Temporary tattoos are not just for kids anymore. Hip designers are producing them for adults who want fine body art without permanence, or pain.
Temporary tattoos are not just for kids anymore. Hip designers are producing them for adults who want fine body art without permanence, or pain.
August 29, 2012
philly.com
Temporary tattoos were once relegated to children's party favors and Cracker Jack boxes. Now, several companies hope that adults - men and women - will apply warm water and a bit of colored stickum to their bodies before they go out for a night on the town.
The newest breed of temporary tattoos are produced by hip designers and high-fashion houses for a nostalgic population that appreciates fine body art without the permanence or pain.
There's Tattly, which offers tattoos of everything from bicycles to booze bottles drawn by hot artists such as Jessica Hische, Oliver Jeffers, and James Victore. New York and Los Angeles makeup company Temptu markets kits of alluring stick-on body art meant to resemble sprawling tattoos. And a host of designers peddle their own short-term tattoos on the crafty retail website Etsy. Even Louis Vuitton and Chanel sold limited-time-only runs of signature temporary tattoos in the last few years; models for Rodarte and Jean Paul Gaultier wore them on the runway in 2010.
"In the morning, I think, 'Should I put on the red or the green?' It's become an accessory for me," said Tattly founder Tina Roth Eisenberg, 38, a New York Web designer and blogger. She created Tattly a year ago after noticing the poor designs of cheap temporary tattoos that her young daughter asked her to affix to her skin. But since selling more than 250,000 tattoos in her first year of business and marketing them to retailers - including Urban Outfitters, which will soon carry them in all its U.S. stores - Eisenberg started wearing them herself.
Who doesn't want to reconnect with their inner child?" she said.
Kate Gabrielle, a designer in Princeton who makes her living selling hand-drawn creations on Etsy, created a batch of about 30 temporary tattoos last year. They sold out, so this summer, she introduced another set in her flapperdoodle shop. Despite making them on her home ink-jet printer, using special paper by craft company Silhouette, they are hardly Cracker Jack quality.

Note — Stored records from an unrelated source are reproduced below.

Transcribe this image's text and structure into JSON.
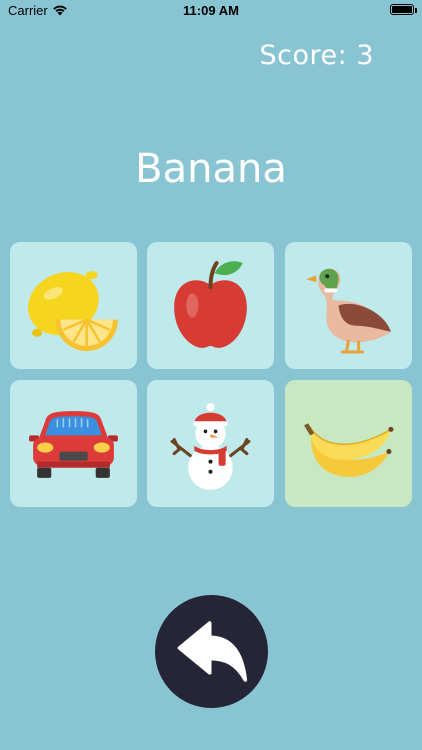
{
  "status_bar": {
    "carrier": "Carrier",
    "time": "11:09 AM"
  },
  "game": {
    "score_text": "Score: 3",
    "target_word": "Banana",
    "choices": [
      {
        "item": "lemon",
        "icon": "lemon-icon"
      },
      {
        "item": "apple",
        "icon": "apple-icon"
      },
      {
        "item": "duck",
        "icon": "duck-icon"
      },
      {
        "item": "car",
        "icon": "car-icon"
      },
      {
        "item": "snowman",
        "icon": "snowman-icon"
      },
      {
        "item": "banana",
        "icon": "banana-icon",
        "highlighted": true
      }
    ]
  },
  "controls": {
    "back_icon": "back-arrow-icon"
  },
  "colors": {
    "background": "#89c4d2",
    "card": "#c0e9ec",
    "card_correct": "#c8e8c2",
    "back_button": "#262437"
  }
}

"One of the tattoos is an inch big, and the lines are so clear when you put it on your arm," she said.
Depending on the style, placement, and how the light hits it, a temporary tattoo is easy to mistake for real - at least before it starts wearing off.
As Gabrielle's new tattoos sell well, she too credited the popularity of designer temporary tattoos to adults' nostalgia. "My generation, we used to go to the vending machines and get the little temporary tattoos," said Gabrielle, 25. "It's the novelty of something you liked when you were little, but you don't have to have a rainbow-striped zebra."
Of course, part of the appeal might be the ability to show some style without being stuck with it forever.
"I'm a total commitment-phobe. The idea of putting something permanent on my skin! I would never do it," Eisenberg said.
Jackie Fan, a makeup artist at Temptu, agreed.
"People love it. It's a way to get tattoos without having to commit to a permanent pattern."
Eisenberg noted that some less needle-shy customers might see the temporary stickers as a stepping-stone to more lasting body art. Some clients have used her products to see what they think of wearing tattoos before heading to the tattoo parlor. Plus, there's the price difference: At Philadelphia Eddie's Chinatown Tattoo, for example, a tattoo might cost $50 for a simple one-color design and about $5,000 for a full arm. At Tattly, the temporary ones run $1.35 to $8 each.
At Eddie's Chinatown, tattoo artist David Steele - who prefers the job title "gun runner" - said he could imagine working adults who choose temporary tattoos on the weekends because they don't want to mar their professional images with permanent ink.
"Dumb and dumber who don't know any better think that if a doctor has a tattoo, he's some kind of ex-con or biker," Steele said, though he added that he sees plenty of "cool doctors and lawyers" in his parlor despite the stigma.
Temporary tattoos might offer an ideal solution for the more anxious doctors, said Janice Lewis, chair of the fashion design department at Moore College of Art and Design. "I could see that, if you were an adult and you were going to go on vacation or something . . . and you wanted to look cool," she said. "I think that's definitely something that there's probably a market for."
The sight of many Olympic athletes with tattoos on their bodies in recent weeks might even drive up demand for similar body art, Lewis said, especially because the temporaries are hard to distinguish from the real deal - at least from a couple of feet away.
"If I saw somebody with a tattoo, I would probably assume that it was real. That's the fun thing about it - it will look real," she said.
Eisenberg pointed out another possible source of fun: "You can shock your parents."
But despite the boosters' enthusiasm, Steele isn't concerned that their products might detract from his business. Only one out of a thousand customers in his parlor would take a washable tattoo over a real one, he said.
"It's just another way for people to make money and another way for people to be fake," he said. "A wimp's gonna be a wimp. You want to get a tattoo? Get a real one."